Con un salto vertiginoso – possibile solo virtualmente perché di salti vertiginosi reali, con le nostre gambe, abbiamo solo il ricordo – dai centenari passo ai piccoli, a noi piccoli. Penso che non sia tempo perso quello di renderci conto del fatto che la nostra vita di ora, appunto quella fase di vita che chiamiamo vecchiaia, è fatta anche di quello che siamo stati prima, anche se possiamo percepirla come una fase che ci consegna sentimenti e compiti nuovi. Concentrarci su quello che siamo stati può aiutarci ad avere una visione più completa di noi stessi.
E partirei da un bellissimo cartone animato, uscito due anni fa: Le stagioni di Louise di J.François Laguionie. Da vedere non solo per ciò che racconta, ma anche per la poeticità e la perfezione del disegno. Il racconto è questo: in una mattina di fine settembre, una signora di 70 anni perde, perché il suo orologio si ferma, l’ultimo treno per tornare in città dal paesino di vacanze sul mare in Normandia. Nel paese sono partiti tutti, è rimasta sola. Improvvisamente arriva una tempesta che spazza via tutto, lei si barrica in casa, la cantina viene allagata, sembra che non ci sia modo di sopravvivere, vaga per le strade deserte e capisce che deve far conto solo su se stessa. Si trasferisce sulla spiaggia, costruisce una baracca, rompe con un sasso la vetrina di un supermercato e si procura così il necessario (le pentole, le coperte, il cibo) e poi fa lunghe passeggiate insieme con un vecchio cane. E riscoprendo il paesaggio della sua infanzia, ritorna anche all’infanzia, alla sua infanzia selvaggia, alle sue esplorazioni, al centro di sé, riscopre le sue capacità di resistenza. La vita che ha avuto dopo l’infanzia (il marito, i figli, la casa) diventa un intermezzo in fondo senza importanza che non ricorda nemmeno molto. Importante è riscoprire se stessa bambina. E la propria forza vitale, il coraggio. Il ricordo di “fare fronte”, di potercela fare, di non avere paura incide prepotentemente sulla situazione dell’oggi. E la risolve.
Sull’importanza del ricordo ci possono essere posizioni diverse, persino nella stessa persona. Come afferma Miguel Benasayag, “si esiste nella misura in cui si accetta l’esilio dalle fasi precedenti”, ma dice anche: “è incredibile che non si possa percepire l’immensa gioia di aver vissuto ciò che si è vissuto”. Dunque, siamo in un certo senso in bilico tra dimenticare/alleggerire il passato per poter pensare a un altro pezzo di vita e il bisogno di ricordarlo, di animare la memoria, di fare un viaggio nel paesaggio della memoria per mettere un ponte.
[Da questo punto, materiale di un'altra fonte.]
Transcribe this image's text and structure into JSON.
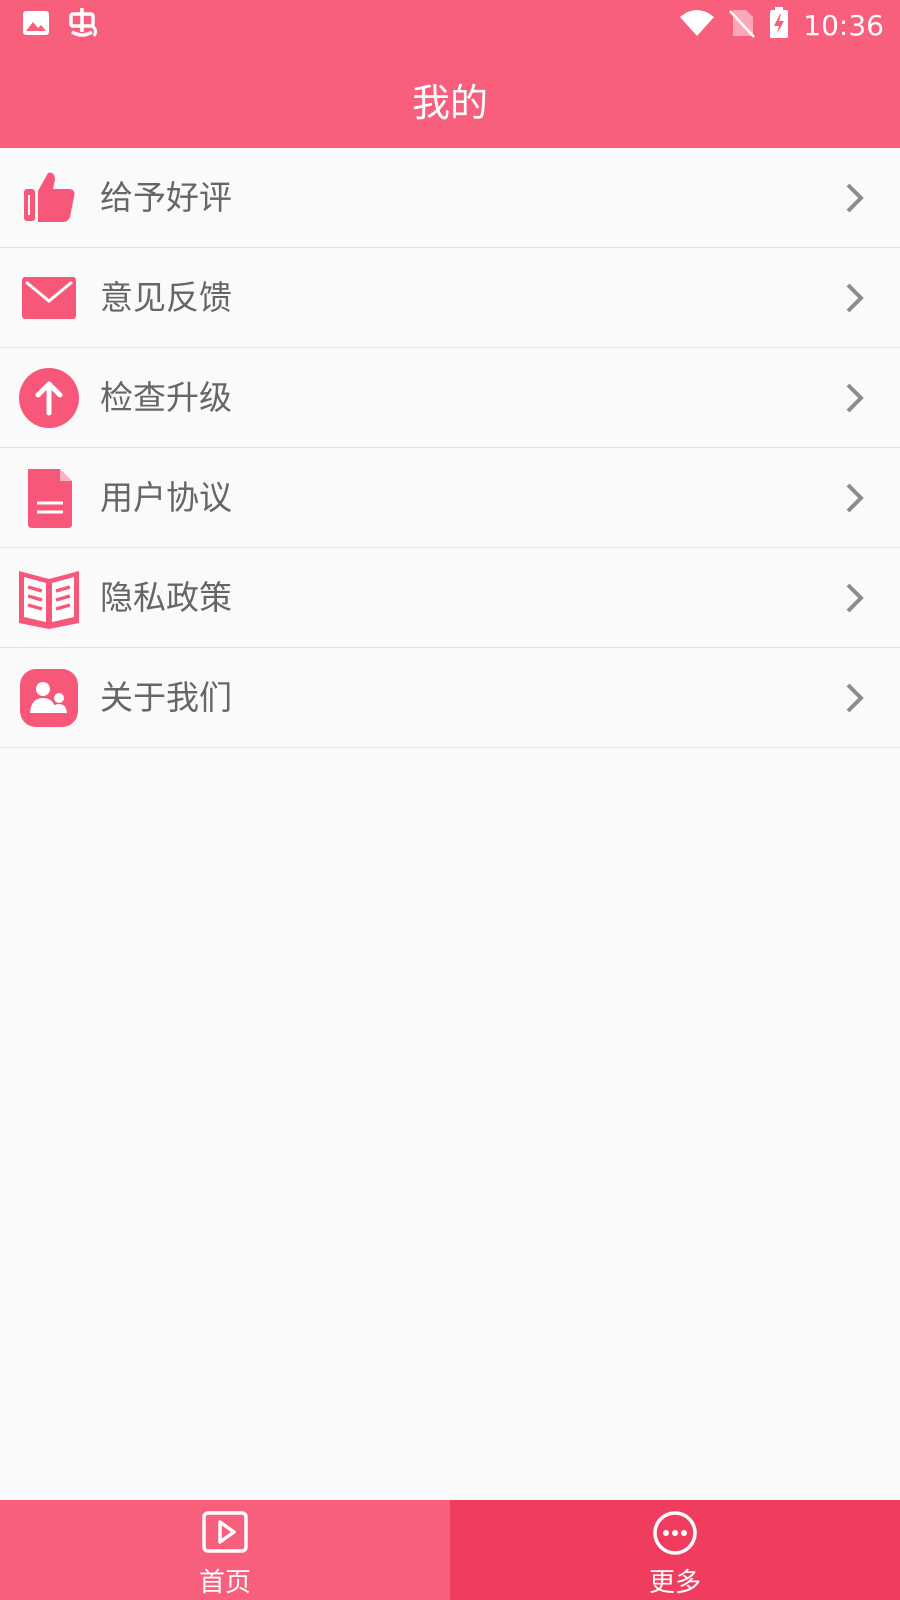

Potremmo individuare due fuochi di attenzione: il senso della memoria (vecchi diari, vecchi scritti, vecchie foto) e il senso del presente, di come il passato incide sul presente: ciò che viene salvaguardato dell’infanzia e della vita adulta. Oppure quello che si pensa perso e persino il piacere di averlo perso. Massimo Recalcati si sofferma sui tre tipi di memoria: il primo tipo è la memoria come contenitore e come contenuto: la memoria archivio; poi la memoria spettrale, la memoria del trauma: quello che è accaduto nel passato non cessa di accadere; e infine la memoria- come attributo del futuro: sapersi gettare in un movimento proteso in avanti. Forse è su questo tipo di memoria che possiamo concentrarci. E anche sul rapporto tra memoria individuale come gioco delle corrispondenze tra passato e presente e memoria collettiva perchè non potremmo mai comprendere noi stessi se non collocandoci nell’ambiente in cui siamo cresciuti. Memoria dunque dell’infanzia e memoria dalla vita adulta . Che cosa abbiamo lasciato e che cosa ci portiamo dietro, i desideri e i vissuti dell’infanzia e il desiderio/disegno che ha orientato la nostra vita adulta. Non per alimentare un covo di rimpianti, ma per nutrirci dei ricordi buoni e per aver cura di noi, come dice una donna durante un incontro “quando la bambina abbandonata compare anche oggi, cerco di accoglierla, consolarla, di prendermi cura di lei”.